国内旅客航路事業は,この1年間に総航路数の約10%にあたる事業が廃止され,これとほぼ同数の新規事業が出現している。
このような大幅な航路数減少の理由の一つは,山口県の青海島一周航路の例にみるように,同一地区において競合して航路事業を運営していた多数の事業者が大同団結する例がふえたことが挙げられる。
第2の理由としては,航路体系の合理化のため,旧来の数航路を廃止し,新たに,現在の需要構造に適合した航路とする例がふえたことが挙げられる。これは,経済社会の進展によつて旧来の航路では現在の需要構造に適応しえなくなつたばかりでなく,船舶の運航効率も良くない地域において船舶の大型化,高速化を図ると同時に旧来の航路を合理化しようとする動きである。
第3の理由は,近年の著しい道路投資に伴う陸上交通機関の整備により,多くの沿岸航路が需要の激減によつて廃止のやむなきに至つた例が多いことが挙げられよう。
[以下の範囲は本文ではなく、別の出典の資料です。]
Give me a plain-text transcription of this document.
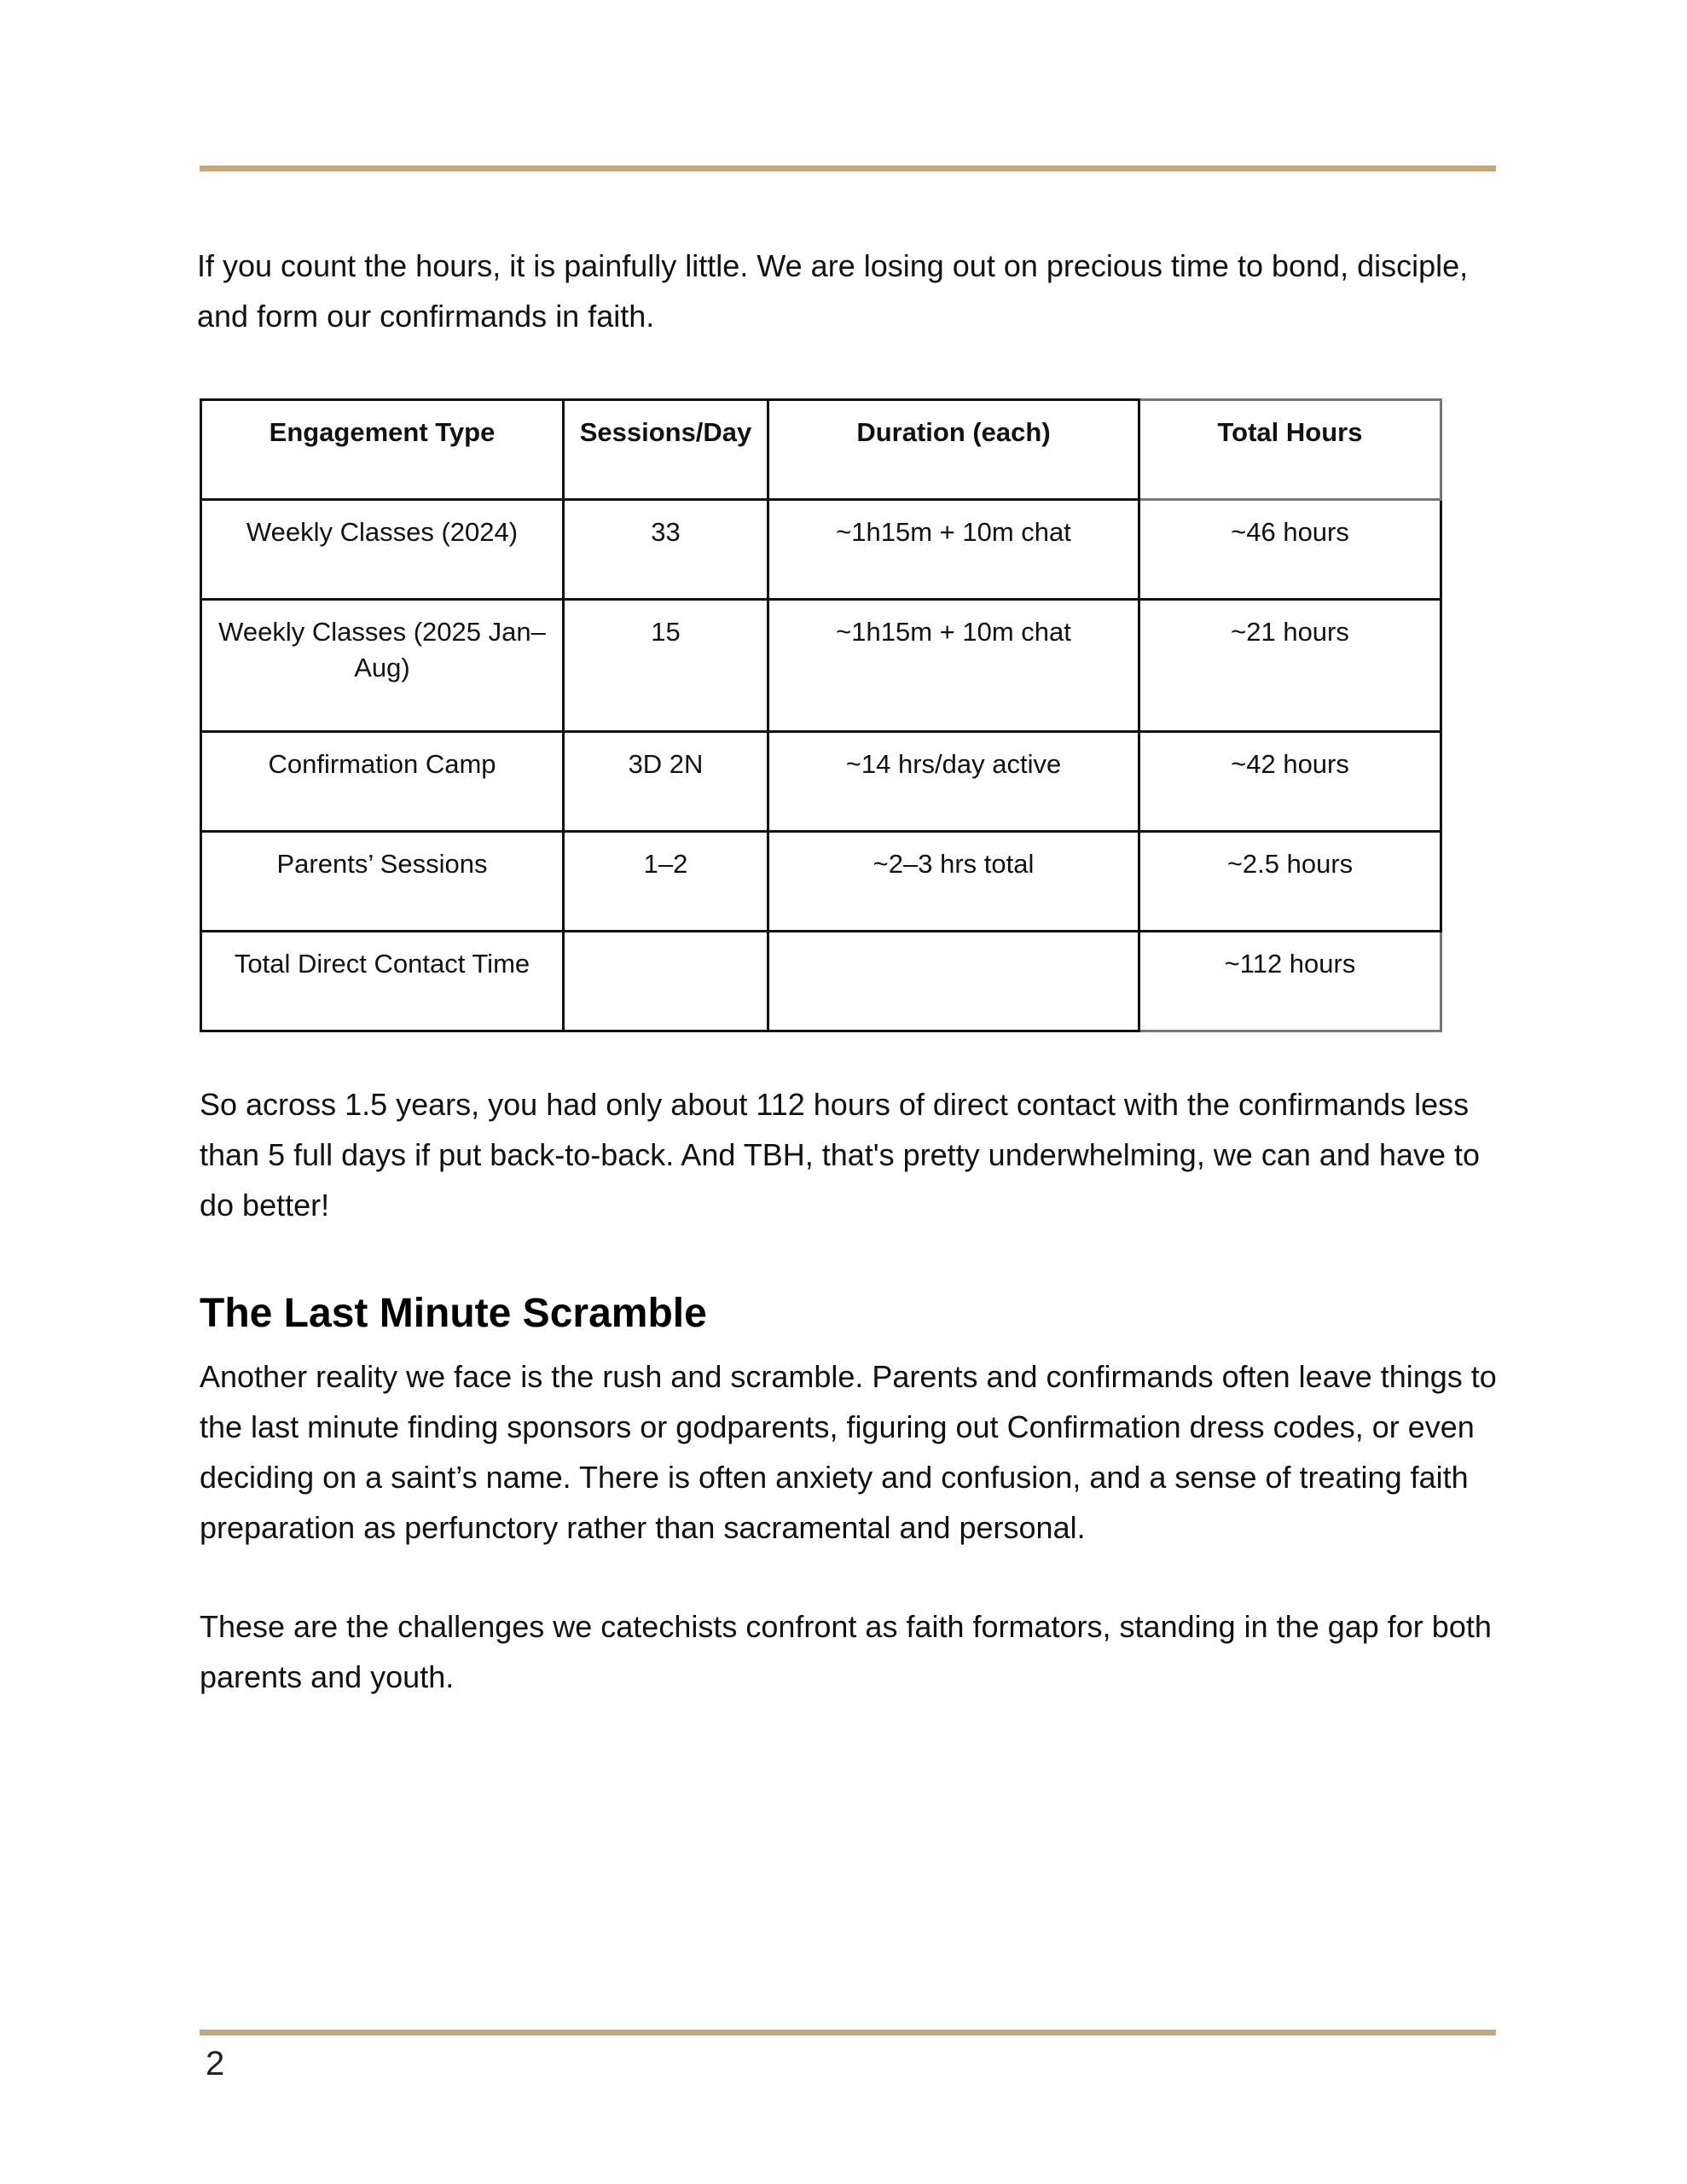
If you count the hours, it is painfully little. We are losing out on precious time to bond, disciple, and form our confirmands in faith.

Engagement Type	Sessions/Day	Duration (each)	Total Hours
Weekly Classes (2024)	33	~1h15m + 10m chat	~46 hours
Weekly Classes (2025 Jan–Aug)	15	~1h15m + 10m chat	~21 hours
Confirmation Camp	3D 2N	~14 hrs/day active	~42 hours
Parents’ Sessions	1–2	~2–3 hrs total	~2.5 hours
Total Direct Contact Time			~112 hours

So across 1.5 years, you had only about 112 hours of direct contact with the confirmands less than 5 full days if put back-to-back. And TBH, that's pretty underwhelming, we can and have to do better!

The Last Minute Scramble

Another reality we face is the rush and scramble. Parents and confirmands often leave things to the last minute finding sponsors or godparents, figuring out Confirmation dress codes, or even deciding on a saint’s name. There is often anxiety and confusion, and a sense of treating faith preparation as perfunctory rather than sacramental and personal.

These are the challenges we catechists confront as faith formators, standing in the gap for both parents and youth.

2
とくに近年は海峡架橋によつて本土と周辺の島々が直接陸上交通機関によつて結ばれるようになる場合も多く,今後もこのような例がふえて来ることと思われる。
つぎに国内旅客航路を貨客船,自動車航送渡船,水中翼船という使用船舶の種類によつて分類してみよう。貨客船の就航している航路を一般航路,自動車航送渡船の就航している航路をフェリー航路,水中翼船の就航している航路を水中翼船航路として,41年8月1日現在の国内旅客航路を分類すると 〔II−(I)−20表〕のとおりである。
自動車航送渡船,いわゆるフェリーボートによれば,貨物については港での積卸し作業を要せず,そのための荷傷みも少なくてすみ,旅客については乗換えの必要がなく,また,自動車についてはその行動範囲を拡大することが可能となる。近年のモータリゼーションの進展は,フェリー航路数もこれに伴つて増大しており,38年以降に開設されたものが全体の70%強を占める状態にある。
とくに最近においては,道路の混雑度の増大,交通事故の激増,自動車運転手の不足といつた理由から道路と併行するフェリー航路あるいは従来採算ベースにのる運賃を徴収できないといわれていた長距離フェリー航路が出現しつつあることは注目される。また,佐渡,奥尻といつた日本海側の海象条件の悪い離島に対してもフェリーボートの就航がみられたことは,フェリー航路事業がこれまでの内海や湾口における橋に相当する施設としての性格を脱しつつあることを示しており,今後の発展の方向を示唆するものといえよう。
水中翼船は,在来船の数倍のスピードを有する船舶として大きな期待が寄せられているものであるが,機関の確実性など技術面でまだ満足すべき段階になく,欠航率が高いため安定した需要がつかずまた運航コストも高いといつた難点がその発展を阻んでいる。なお水中翼船と同じ高速の海上輸送機関としては近年英国において開発されたホーバークラフトがあるが,わが国においてもこれを取り入れようとする動きがみられる。
国内旅客航路事業をその需要の質によつて離島航路,観光遊覧航路,港内通船,その他の航路に分けてみれば,観光遊覧航路は新規開設航路の大半を占める増加ぶりをみせ,離島航路は,のちに詳しく述べるが,長年の累積赤字や海峡架橋の実現あるいは沿岸の道路整備の進展によつて近年減少する傾向にある。
新規開設航路のうち,一般旅客定期航路事業の約半分と旅客不定期航路事業の大部分は観光遊覧航路であるが,これは近年わが国経済の著しい成長によつて国民の消費生活水準がかなりの向上をみ,旅客航路を利用する観光客も漸次増大をみせている情勢を反映したものといえよう。